Abstract Body (Do not enter title and authors here):
Research Question:
Can an integrative, high-resolution multi-omics approach focused on the human myocardium identify potential therapeutic targets by mapping specific molecular and cellular changes across the progression of human heart failure?
Background:
Heart failure (HF) is a complex, heterogeneous condition influenced by genetic, environmental, and lifestyle factors. Traditional target identification approaches often focus on end-stage HF and animal models with limited clinical relevance. A patient-centric, multi-omics framework is needed to improve diagnostics and inform future therapies. A detailed understanding of disease trajectories from health to advanced HF, with tissue and cell-type specificity, enables the identification of both known and novel mechanisms, supporting precision medicine by targeting well-defined patient subgroups.
Methods:
At Evotec, we built a high-resolution, multi-omics human heart atlas to support data-driven target discovery by linking molecular signatures to cell type, tissue context, clinical data, and disease models. This atlas integrates >2 million cells from six public single-cell studies (>200 patients) and >50 proprietary spatial transcriptomes from human left ventricular myocardium across multiple cardiovascular indications andmore than clinical variables. Candidate targets are prioritized and semi-automatically ranked based on correlations with cardiac function, disease progression, known biomarkers, and molecular cohorts (e.g., Evotec’s Molecular Patient Cohort, UK Biobank).
Results:
Using our end-to-end target identification pipeline with a focus on acute myocardial infarction (AMI), we identified EGLN3 as a gene upregulated in cardiomyocytes located in the border zone of AMI samples.
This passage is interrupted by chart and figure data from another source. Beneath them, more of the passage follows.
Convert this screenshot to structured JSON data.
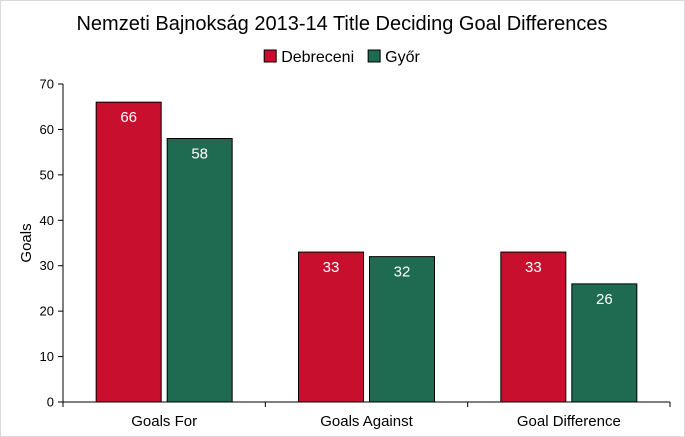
{
  "chart_data": {
    "type": "bar",
    "title": "Nemzeti Bajnokság 2013-14 Title Deciding Goal Differences",
    "xlabel": "",
    "ylabel": "Goals",
    "ylim": [
      0,
      70
    ],
    "yticks": [
      0,
      10,
      20,
      30,
      40,
      50,
      60,
      70
    ],
    "categories": [
      "Goals For",
      "Goals Against",
      "Goal Difference"
    ],
    "series": [
      {
        "name": "Debreceni",
        "color": "#c8102e",
        "values": [
          66,
          33,
          33
        ]
      },
      {
        "name": "Győr",
        "color": "#1e6b52",
        "values": [
          58,
          32,
          26
        ]
      }
    ],
    "legend_position": "top-center",
    "grid": false,
    "data_labels": true
  }
}
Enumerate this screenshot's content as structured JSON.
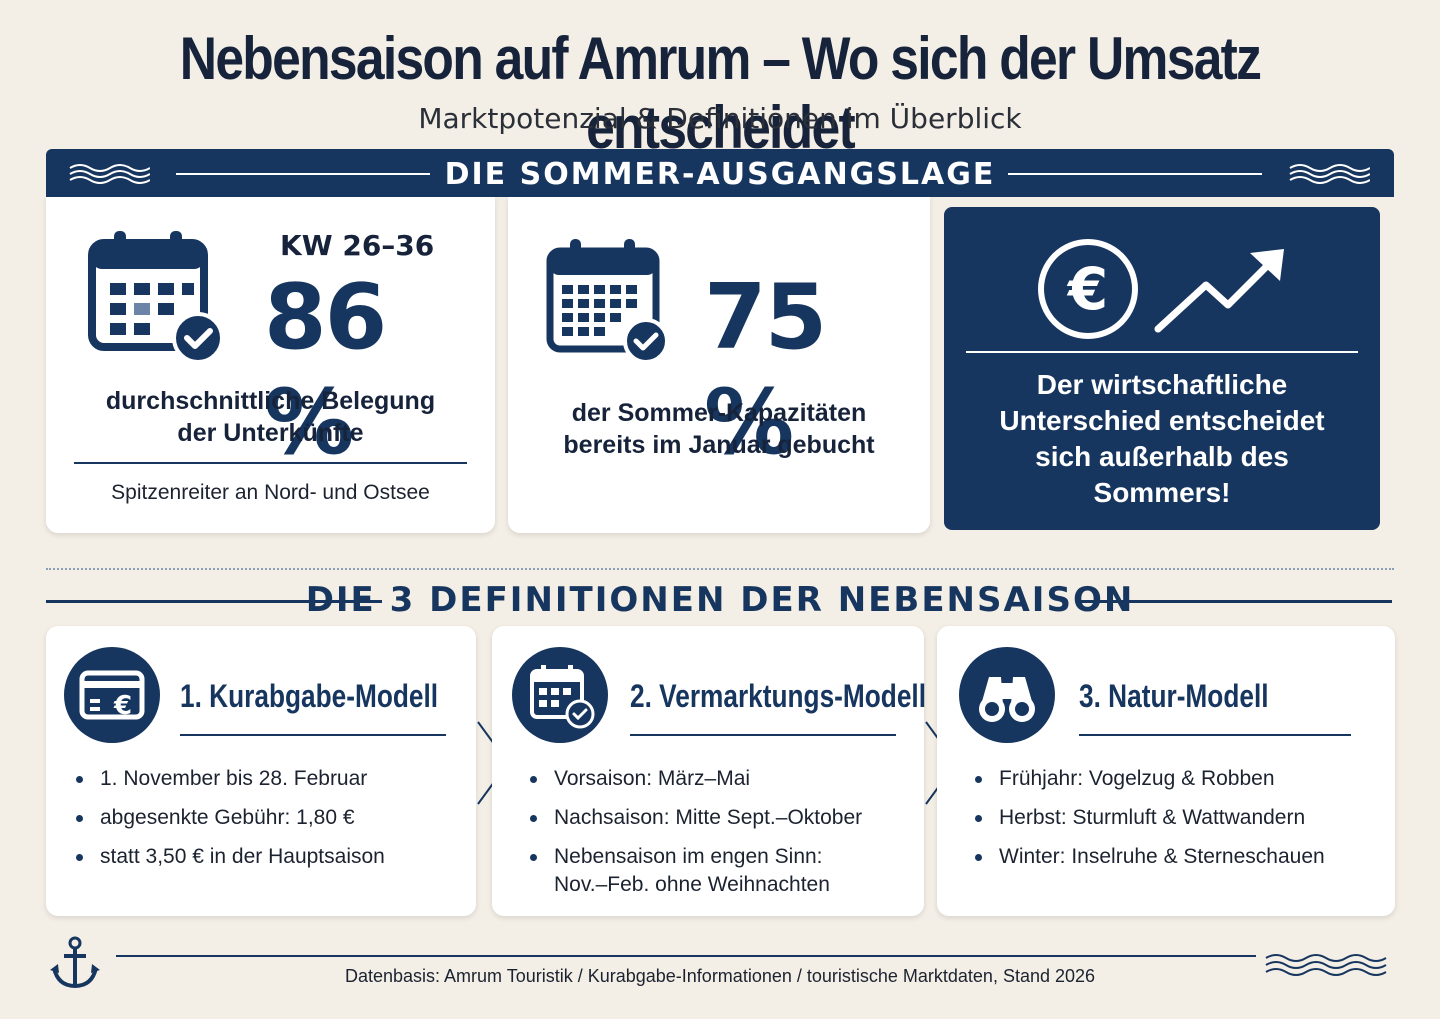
{
  "header": {
    "title": "Nebensaison auf Amrum – Wo sich der Umsatz entscheidet",
    "subtitle": "Marktpotenzial & Definitionen im Überblick"
  },
  "summer": {
    "banner": "DIE SOMMER-AUSGANGSLAGE",
    "card1": {
      "label": "KW 26–36",
      "value": "86 %",
      "description_line1": "durchschnittliche Belegung",
      "description_line2": "der Unterkünfte",
      "note": "Spitzenreiter an Nord- und Ostsee"
    },
    "card2": {
      "value": "75 %",
      "description_line1": "der Sommer-Kapazitäten",
      "description_line2": "bereits im Januar gebucht"
    },
    "card3": {
      "line1": "Der wirtschaftliche",
      "line2": "Unterschied entscheidet",
      "line3": "sich außerhalb des",
      "line4": "Sommers!"
    }
  },
  "definitions": {
    "heading": "DIE 3 DEFINITIONEN DER NEBENSAISON",
    "models": [
      {
        "title": "1. Kurabgabe-Modell",
        "icon": "card-euro-icon",
        "items": [
          "1. November bis 28. Februar",
          "abgesenkte Gebühr: 1,80 €",
          "statt 3,50 € in der Hauptsaison"
        ]
      },
      {
        "title": "2. Vermarktungs-Modell",
        "icon": "calendar-check-icon",
        "items": [
          "Vorsaison: März–Mai",
          "Nachsaison: Mitte Sept.–Oktober",
          "Nebensaison im engen Sinn:",
          "Nov.–Feb. ohne Weihnachten"
        ]
      },
      {
        "title": "3. Natur-Modell",
        "icon": "binoculars-icon",
        "items": [
          "Frühjahr: Vogelzug & Robben",
          "Herbst: Sturmluft & Wattwandern",
          "Winter: Inselruhe & Sterneschauen"
        ]
      }
    ]
  },
  "footer": {
    "source": "Datenbasis: Amrum Touristik / Kurabgabe-Informationen / touristische Marktdaten, Stand 2026"
  },
  "colors": {
    "navy": "#17365f",
    "background": "#f4efe6",
    "card": "#ffffff"
  }
}
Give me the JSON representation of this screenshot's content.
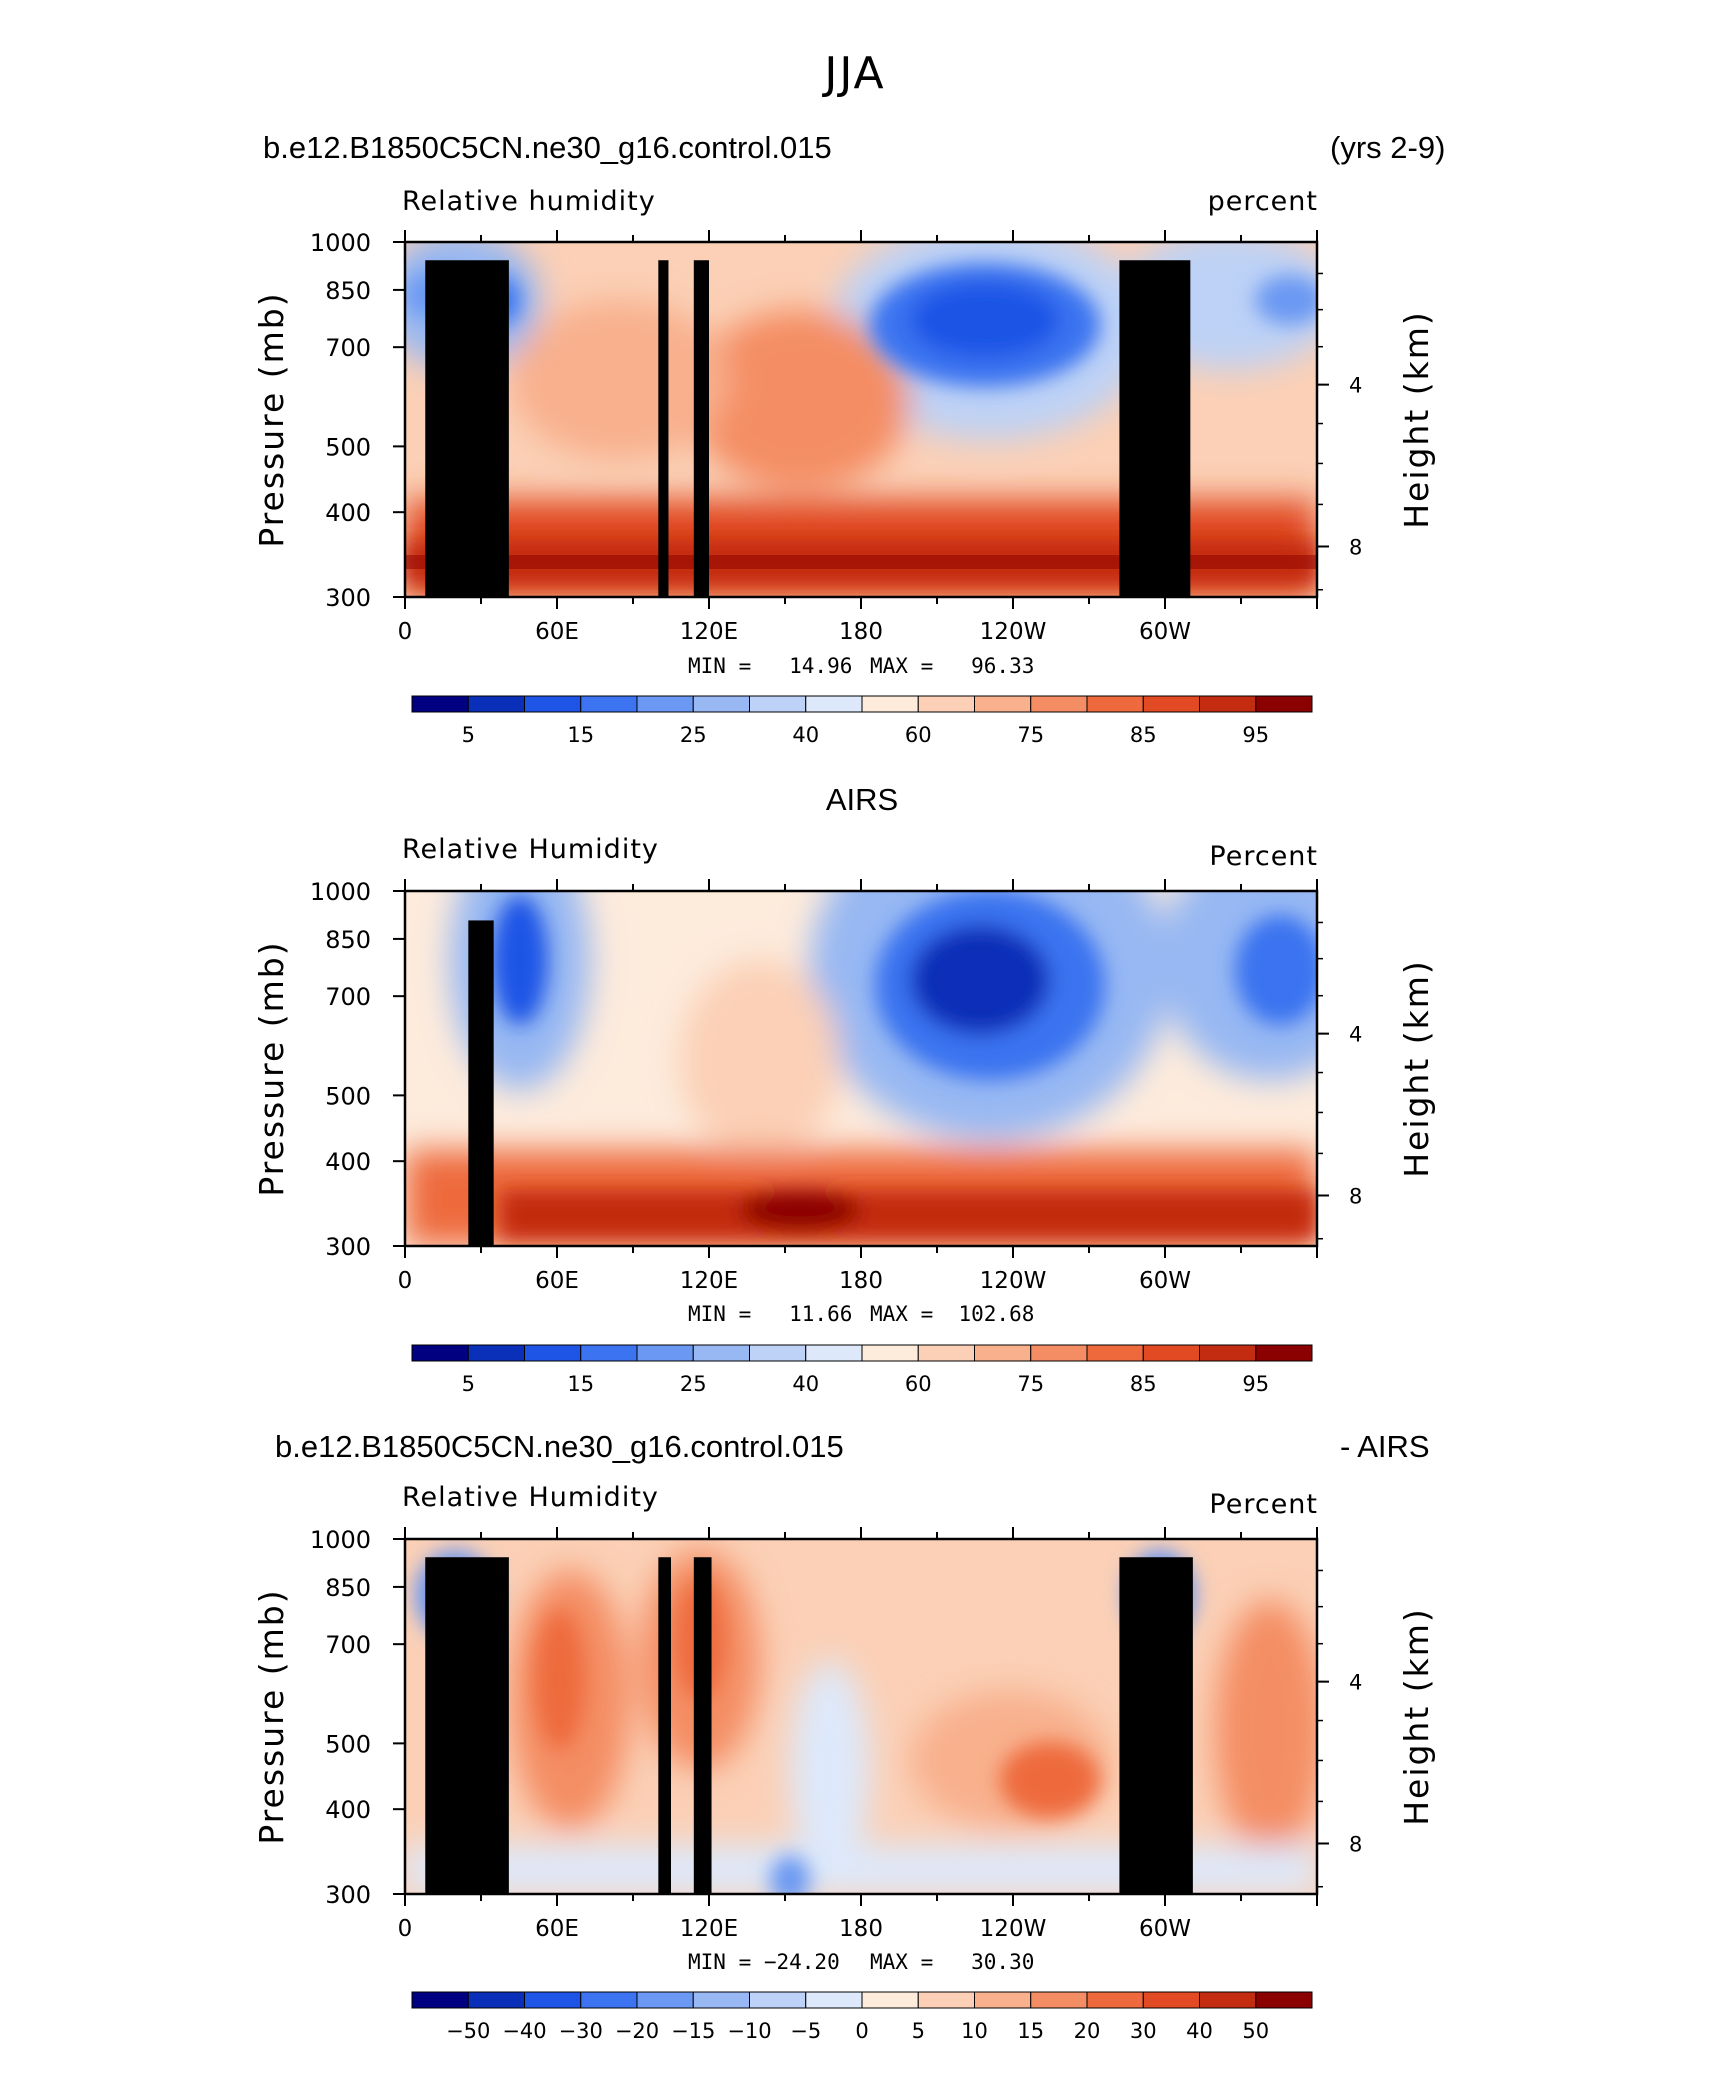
{
  "figure": {
    "title": "JJA"
  },
  "axes": {
    "y_ticks": [
      "300",
      "400",
      "500",
      "700",
      "850",
      "1000"
    ],
    "y_tick_values": [
      300,
      400,
      500,
      700,
      850,
      1000
    ],
    "y_label": "Pressure (mb)",
    "y2_ticks": [
      "8",
      "4"
    ],
    "y2_tick_values": [
      8,
      4
    ],
    "y2_label": "Height (km)",
    "x_ticks": [
      "0",
      "60E",
      "120E",
      "180",
      "120W",
      "60W"
    ],
    "x_tick_values": [
      0,
      60,
      120,
      180,
      240,
      300
    ]
  },
  "chart_data": [
    {
      "type": "heatmap",
      "left_title": "b.e12.B1850C5CN.ne30_g16.control.015",
      "right_title": "(yrs 2-9)",
      "var_label": "Relative humidity",
      "units": "percent",
      "min_label": "MIN =   14.96",
      "max_label": "MAX =   96.33",
      "min": 14.96,
      "max": 96.33,
      "x_range": [
        0,
        360
      ],
      "y_range": [
        1000,
        300
      ],
      "colorbar_labels": [
        "5",
        "15",
        "25",
        "40",
        "60",
        "75",
        "85",
        "95"
      ]
    },
    {
      "type": "heatmap",
      "center_title": "AIRS",
      "var_label": "Relative Humidity",
      "units": "Percent",
      "min_label": "MIN =   11.66",
      "max_label": "MAX =  102.68",
      "min": 11.66,
      "max": 102.68,
      "x_range": [
        0,
        360
      ],
      "y_range": [
        1000,
        300
      ],
      "colorbar_labels": [
        "5",
        "15",
        "25",
        "40",
        "60",
        "75",
        "85",
        "95"
      ]
    },
    {
      "type": "heatmap",
      "left_title": "b.e12.B1850C5CN.ne30_g16.control.015",
      "right_title": "- AIRS",
      "var_label": "Relative Humidity",
      "units": "Percent",
      "min_label": "MIN = −24.20",
      "max_label": "MAX =   30.30",
      "min": -24.2,
      "max": 30.3,
      "x_range": [
        0,
        360
      ],
      "y_range": [
        1000,
        300
      ],
      "colorbar_labels": [
        "−50",
        "−40",
        "−30",
        "−20",
        "−15",
        "−10",
        "−5",
        "0",
        "5",
        "10",
        "15",
        "20",
        "30",
        "40",
        "50"
      ]
    }
  ],
  "colors": {
    "colorbar_16": [
      "#000080",
      "#0a2fb8",
      "#1f55e6",
      "#3b73f0",
      "#6a98f2",
      "#97b8f3",
      "#bdd2f6",
      "#dde9fb",
      "#fdebdc",
      "#fbd0b6",
      "#f8b08d",
      "#f48d64",
      "#ee6a3d",
      "#e14a22",
      "#c32c10",
      "#8b0000"
    ],
    "topography": "#000000"
  }
}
EGLN3 expression showed a strong correlation with markers of cardiac injury. Elevated EGLN3 protein expression was also confirmed in spatial proteomics data from AMI samples.
Public mouse data further confirmed a peak in cardiomyocyte Egln3 expression approximately 24 hours after infarction.
Conclusion:
Hypoxia and cardiomyocyte apoptosis are key contributors to the pathophysiology of AMI. Using the Evotec Heart Atlas, EGLN3 was identified as a candidate therapeutic target. Its inhibition may offer cardioprotective benefits by sustaining HIF1A-driven adaptive responses. We will next assess its therapeutic potential in vitro using our proprietary iPSC-based platform.